The Right to Rent scheme was created by Part 3, Chapter 1 of the Immigration Act 2014 (sections 20 to 37) and rolled out across England on 1 February 2016. The duty is unambiguous: under section 22, a landlord must not authorise an adult to occupy premises under a residential tenancy agreement if that adult is disqualified by reason of their immigration status. The scheme was sharpened by the Immigration Act 2016, which introduced criminal liability under section 33A for landlords who know, or have reasonable cause to believe, that they are letting to a person without the right to rent. The maximum sentence is five years' imprisonment alongside an unlimited fine.
The financial exposure rose steeply in February 2024. A first breach now attracts a civil penalty of up to £5,000 per lodger and £10,000 per occupier, with repeat breaches reaching £10,000 per lodger and £20,000 per occupier. These figures replaced the old £80 and £1,000 thresholds, and the Home Office has visibly stepped up enforcement since 2023, focusing on landlords who kept no records or accepted photocopies. Your defence against all of this is the statutory excuse: complete a prescribed check correctly, retain the evidence, and the penalty cannot land even if the tenant later turns out to have lied or lost their status. The Home Office sets out exactly how to establish that excuse in its Right to Rent code of practice published on GOV.UK.

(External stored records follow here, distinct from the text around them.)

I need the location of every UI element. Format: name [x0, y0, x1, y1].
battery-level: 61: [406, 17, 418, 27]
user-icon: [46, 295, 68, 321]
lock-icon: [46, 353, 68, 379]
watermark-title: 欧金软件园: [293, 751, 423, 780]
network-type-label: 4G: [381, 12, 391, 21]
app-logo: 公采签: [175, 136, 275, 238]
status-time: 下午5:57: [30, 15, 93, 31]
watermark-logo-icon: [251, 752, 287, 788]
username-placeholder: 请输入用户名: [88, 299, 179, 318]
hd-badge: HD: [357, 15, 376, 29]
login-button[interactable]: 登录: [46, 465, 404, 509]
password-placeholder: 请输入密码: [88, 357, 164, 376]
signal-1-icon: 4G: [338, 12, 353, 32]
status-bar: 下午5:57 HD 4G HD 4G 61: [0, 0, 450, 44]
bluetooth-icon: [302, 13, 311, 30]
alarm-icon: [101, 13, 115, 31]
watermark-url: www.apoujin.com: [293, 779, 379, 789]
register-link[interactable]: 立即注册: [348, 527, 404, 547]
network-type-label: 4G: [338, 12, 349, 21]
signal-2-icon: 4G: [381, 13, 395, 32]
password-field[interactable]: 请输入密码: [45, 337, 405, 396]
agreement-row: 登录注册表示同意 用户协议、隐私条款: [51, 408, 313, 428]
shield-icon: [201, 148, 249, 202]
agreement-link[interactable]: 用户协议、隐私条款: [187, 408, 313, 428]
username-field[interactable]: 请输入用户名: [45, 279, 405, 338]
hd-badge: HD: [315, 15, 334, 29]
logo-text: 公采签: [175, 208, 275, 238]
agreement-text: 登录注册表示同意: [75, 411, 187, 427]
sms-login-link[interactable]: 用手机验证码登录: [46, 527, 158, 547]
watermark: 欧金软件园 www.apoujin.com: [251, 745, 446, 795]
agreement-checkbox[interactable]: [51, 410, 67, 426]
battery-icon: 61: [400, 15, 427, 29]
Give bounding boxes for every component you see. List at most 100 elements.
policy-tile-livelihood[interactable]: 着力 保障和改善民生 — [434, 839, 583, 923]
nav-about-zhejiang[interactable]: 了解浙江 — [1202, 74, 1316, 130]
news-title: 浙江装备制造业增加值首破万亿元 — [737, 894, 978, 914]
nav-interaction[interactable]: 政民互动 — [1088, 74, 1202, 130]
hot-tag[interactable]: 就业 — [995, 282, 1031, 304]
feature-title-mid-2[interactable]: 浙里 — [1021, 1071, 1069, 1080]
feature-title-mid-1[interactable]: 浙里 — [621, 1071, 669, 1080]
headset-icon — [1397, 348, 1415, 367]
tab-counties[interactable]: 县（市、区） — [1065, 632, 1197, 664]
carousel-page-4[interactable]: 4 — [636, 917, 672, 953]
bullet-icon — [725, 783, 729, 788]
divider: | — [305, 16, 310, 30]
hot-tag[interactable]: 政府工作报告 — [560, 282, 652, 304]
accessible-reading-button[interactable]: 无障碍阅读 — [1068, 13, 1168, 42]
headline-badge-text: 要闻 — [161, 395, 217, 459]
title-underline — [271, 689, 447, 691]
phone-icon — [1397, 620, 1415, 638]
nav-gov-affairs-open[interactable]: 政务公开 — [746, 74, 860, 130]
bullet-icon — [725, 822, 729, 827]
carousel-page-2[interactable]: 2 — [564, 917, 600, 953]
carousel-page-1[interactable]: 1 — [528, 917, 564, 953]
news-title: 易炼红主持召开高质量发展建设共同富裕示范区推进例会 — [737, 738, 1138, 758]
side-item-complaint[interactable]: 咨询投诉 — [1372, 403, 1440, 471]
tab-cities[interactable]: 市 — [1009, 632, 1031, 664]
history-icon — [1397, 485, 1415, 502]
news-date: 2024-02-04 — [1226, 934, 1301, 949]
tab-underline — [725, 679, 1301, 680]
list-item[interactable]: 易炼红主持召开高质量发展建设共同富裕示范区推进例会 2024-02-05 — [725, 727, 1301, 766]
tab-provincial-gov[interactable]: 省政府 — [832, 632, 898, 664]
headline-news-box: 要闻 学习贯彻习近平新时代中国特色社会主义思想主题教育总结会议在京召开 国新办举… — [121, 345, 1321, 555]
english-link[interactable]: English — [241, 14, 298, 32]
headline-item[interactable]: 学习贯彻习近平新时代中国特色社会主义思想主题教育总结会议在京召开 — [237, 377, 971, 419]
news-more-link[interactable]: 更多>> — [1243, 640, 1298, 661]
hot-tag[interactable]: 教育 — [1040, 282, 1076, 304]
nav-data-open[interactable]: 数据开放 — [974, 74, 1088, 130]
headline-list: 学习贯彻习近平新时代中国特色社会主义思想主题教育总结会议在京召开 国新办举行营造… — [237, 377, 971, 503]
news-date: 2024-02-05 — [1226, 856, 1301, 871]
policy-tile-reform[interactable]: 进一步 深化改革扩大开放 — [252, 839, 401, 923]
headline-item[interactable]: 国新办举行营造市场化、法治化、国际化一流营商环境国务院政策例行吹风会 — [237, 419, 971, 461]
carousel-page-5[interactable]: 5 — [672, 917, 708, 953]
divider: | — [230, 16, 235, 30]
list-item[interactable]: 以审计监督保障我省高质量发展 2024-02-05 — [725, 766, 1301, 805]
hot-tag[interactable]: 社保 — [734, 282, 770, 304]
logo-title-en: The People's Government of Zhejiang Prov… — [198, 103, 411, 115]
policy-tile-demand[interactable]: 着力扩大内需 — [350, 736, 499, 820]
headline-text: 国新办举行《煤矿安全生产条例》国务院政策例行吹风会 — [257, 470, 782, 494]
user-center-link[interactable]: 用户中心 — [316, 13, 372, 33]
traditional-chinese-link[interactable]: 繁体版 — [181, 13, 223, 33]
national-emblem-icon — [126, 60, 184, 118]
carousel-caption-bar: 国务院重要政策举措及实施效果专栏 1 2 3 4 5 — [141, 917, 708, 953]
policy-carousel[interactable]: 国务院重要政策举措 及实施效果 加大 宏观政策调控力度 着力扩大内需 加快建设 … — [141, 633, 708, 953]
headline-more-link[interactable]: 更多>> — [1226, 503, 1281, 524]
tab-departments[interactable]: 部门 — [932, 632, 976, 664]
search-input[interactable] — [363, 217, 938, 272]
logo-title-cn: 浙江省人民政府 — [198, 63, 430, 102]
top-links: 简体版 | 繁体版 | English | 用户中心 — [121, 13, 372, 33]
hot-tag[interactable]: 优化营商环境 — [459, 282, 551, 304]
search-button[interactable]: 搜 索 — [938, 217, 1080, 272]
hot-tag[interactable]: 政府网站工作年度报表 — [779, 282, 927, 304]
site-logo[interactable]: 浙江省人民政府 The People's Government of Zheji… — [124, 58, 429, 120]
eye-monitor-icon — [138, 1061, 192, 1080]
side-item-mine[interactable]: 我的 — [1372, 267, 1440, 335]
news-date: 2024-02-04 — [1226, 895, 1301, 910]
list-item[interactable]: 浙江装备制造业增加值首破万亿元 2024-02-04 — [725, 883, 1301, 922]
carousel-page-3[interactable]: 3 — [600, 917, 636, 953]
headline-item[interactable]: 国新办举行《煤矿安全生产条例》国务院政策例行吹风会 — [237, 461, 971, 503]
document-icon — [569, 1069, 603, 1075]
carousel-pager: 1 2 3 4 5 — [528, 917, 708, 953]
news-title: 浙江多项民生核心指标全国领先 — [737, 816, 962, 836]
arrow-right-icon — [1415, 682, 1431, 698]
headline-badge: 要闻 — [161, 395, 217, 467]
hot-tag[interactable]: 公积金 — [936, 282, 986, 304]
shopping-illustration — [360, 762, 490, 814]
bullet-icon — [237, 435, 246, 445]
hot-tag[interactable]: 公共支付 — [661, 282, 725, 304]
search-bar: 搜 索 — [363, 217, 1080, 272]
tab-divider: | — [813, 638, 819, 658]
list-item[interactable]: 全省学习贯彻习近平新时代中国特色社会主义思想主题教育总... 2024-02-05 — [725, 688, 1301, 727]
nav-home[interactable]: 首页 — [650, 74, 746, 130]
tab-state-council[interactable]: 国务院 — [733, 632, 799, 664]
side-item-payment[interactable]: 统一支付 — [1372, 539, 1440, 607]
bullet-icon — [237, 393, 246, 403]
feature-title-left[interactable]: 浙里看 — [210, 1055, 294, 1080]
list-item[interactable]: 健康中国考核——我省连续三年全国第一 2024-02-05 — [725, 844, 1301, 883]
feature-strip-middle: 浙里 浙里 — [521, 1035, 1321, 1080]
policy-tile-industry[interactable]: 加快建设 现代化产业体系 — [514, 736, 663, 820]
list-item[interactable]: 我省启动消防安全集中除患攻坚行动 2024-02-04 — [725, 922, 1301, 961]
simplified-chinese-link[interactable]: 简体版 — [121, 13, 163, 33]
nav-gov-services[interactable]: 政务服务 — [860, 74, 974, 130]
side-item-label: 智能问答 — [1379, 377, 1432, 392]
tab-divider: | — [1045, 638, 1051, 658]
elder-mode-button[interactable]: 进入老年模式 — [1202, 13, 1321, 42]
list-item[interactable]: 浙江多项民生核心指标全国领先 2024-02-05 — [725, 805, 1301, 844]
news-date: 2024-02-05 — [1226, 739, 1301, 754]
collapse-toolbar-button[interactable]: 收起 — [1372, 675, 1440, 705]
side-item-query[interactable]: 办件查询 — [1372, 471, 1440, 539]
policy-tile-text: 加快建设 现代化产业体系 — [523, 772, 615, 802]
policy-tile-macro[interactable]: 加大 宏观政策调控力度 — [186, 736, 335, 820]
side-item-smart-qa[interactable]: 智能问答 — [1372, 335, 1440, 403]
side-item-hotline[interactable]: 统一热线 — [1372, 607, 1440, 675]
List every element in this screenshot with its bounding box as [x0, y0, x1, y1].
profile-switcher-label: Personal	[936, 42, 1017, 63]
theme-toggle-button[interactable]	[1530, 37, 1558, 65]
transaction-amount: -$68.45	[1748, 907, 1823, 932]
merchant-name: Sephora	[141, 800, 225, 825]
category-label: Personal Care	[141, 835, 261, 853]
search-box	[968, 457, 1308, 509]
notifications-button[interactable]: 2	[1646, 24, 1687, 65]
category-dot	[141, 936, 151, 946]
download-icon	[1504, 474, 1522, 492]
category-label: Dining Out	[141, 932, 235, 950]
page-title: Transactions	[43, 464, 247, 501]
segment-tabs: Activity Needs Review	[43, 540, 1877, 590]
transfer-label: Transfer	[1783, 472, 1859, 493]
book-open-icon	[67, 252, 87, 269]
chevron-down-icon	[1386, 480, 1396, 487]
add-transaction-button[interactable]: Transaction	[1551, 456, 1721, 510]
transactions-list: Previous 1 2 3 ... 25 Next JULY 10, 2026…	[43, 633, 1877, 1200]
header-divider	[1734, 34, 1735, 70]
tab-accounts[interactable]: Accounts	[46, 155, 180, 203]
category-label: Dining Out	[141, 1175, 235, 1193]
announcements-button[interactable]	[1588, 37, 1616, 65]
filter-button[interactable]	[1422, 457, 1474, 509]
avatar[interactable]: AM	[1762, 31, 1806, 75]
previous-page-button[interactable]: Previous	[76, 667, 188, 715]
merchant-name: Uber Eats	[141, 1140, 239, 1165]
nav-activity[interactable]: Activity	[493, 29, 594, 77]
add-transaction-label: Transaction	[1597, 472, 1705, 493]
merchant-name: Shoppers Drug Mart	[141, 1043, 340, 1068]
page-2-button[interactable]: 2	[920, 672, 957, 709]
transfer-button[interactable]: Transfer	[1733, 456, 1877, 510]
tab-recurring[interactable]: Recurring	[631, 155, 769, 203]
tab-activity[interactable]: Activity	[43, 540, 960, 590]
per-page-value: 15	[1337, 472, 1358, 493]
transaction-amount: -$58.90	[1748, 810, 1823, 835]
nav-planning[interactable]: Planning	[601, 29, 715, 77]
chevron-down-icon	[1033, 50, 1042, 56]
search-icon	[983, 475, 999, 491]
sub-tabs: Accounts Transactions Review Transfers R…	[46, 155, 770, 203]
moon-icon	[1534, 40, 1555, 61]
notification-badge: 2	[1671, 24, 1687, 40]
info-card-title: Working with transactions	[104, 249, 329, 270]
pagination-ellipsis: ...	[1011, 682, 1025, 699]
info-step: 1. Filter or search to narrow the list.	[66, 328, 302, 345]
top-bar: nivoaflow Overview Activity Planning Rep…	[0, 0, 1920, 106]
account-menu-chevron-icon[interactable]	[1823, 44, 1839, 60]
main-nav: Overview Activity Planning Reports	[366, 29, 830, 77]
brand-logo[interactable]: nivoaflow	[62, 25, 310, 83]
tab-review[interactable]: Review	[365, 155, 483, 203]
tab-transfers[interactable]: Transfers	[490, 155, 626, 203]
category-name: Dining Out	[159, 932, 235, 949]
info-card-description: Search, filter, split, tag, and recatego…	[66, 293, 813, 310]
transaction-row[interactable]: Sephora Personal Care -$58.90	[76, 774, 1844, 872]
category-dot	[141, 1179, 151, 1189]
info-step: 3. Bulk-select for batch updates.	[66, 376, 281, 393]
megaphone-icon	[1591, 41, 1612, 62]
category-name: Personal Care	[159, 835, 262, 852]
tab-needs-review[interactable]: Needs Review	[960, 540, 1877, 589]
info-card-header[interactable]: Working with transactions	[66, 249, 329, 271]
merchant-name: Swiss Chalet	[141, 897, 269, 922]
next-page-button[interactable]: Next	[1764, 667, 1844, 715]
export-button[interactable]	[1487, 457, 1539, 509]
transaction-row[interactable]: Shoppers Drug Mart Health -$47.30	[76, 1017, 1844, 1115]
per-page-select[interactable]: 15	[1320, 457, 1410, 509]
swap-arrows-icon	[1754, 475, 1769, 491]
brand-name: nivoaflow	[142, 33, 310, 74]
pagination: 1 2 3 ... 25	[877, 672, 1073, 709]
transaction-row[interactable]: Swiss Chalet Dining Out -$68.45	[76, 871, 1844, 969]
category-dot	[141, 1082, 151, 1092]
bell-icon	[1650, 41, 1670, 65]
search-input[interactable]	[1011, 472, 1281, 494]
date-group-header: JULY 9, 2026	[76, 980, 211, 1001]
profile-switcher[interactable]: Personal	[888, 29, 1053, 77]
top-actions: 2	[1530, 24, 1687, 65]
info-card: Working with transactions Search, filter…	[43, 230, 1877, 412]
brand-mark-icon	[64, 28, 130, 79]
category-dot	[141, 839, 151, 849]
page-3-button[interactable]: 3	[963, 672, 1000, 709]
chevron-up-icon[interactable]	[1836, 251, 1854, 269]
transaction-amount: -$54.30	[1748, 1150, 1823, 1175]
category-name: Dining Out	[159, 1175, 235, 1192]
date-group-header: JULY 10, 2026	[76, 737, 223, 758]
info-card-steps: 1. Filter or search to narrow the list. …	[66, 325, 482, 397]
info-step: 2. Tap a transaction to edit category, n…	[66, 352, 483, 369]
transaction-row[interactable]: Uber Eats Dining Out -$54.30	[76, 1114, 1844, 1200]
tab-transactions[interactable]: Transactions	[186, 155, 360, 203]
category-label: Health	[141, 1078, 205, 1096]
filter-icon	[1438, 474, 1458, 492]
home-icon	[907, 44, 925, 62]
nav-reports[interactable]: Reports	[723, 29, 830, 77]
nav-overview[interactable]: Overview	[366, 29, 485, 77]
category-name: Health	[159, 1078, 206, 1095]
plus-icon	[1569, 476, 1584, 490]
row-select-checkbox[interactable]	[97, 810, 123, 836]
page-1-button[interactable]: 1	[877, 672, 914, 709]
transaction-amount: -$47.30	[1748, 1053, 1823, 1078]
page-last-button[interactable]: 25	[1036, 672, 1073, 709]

Two recent developments matter. Since October 2022, checks for British and Irish citizens run through IDVT identity service providers, while non-British nationals are verified almost entirely through the GOV.UK online share code service against their eVisa. And under the Renters' Rights Act 2025, a Home Office notice that an occupier has lost the right to rent now feeds directly into the new Ground 7B mandatory possession route, which is why your initial paperwork and your possession strategy need to be joined up from day one. The referencing side, by contrast, is governed not by housing statute but by the UK GDPR and the Data Protection Act 2018: you may only collect what is necessary, you must tell the applicant why, and you must not keep it longer than the lawful basis allows.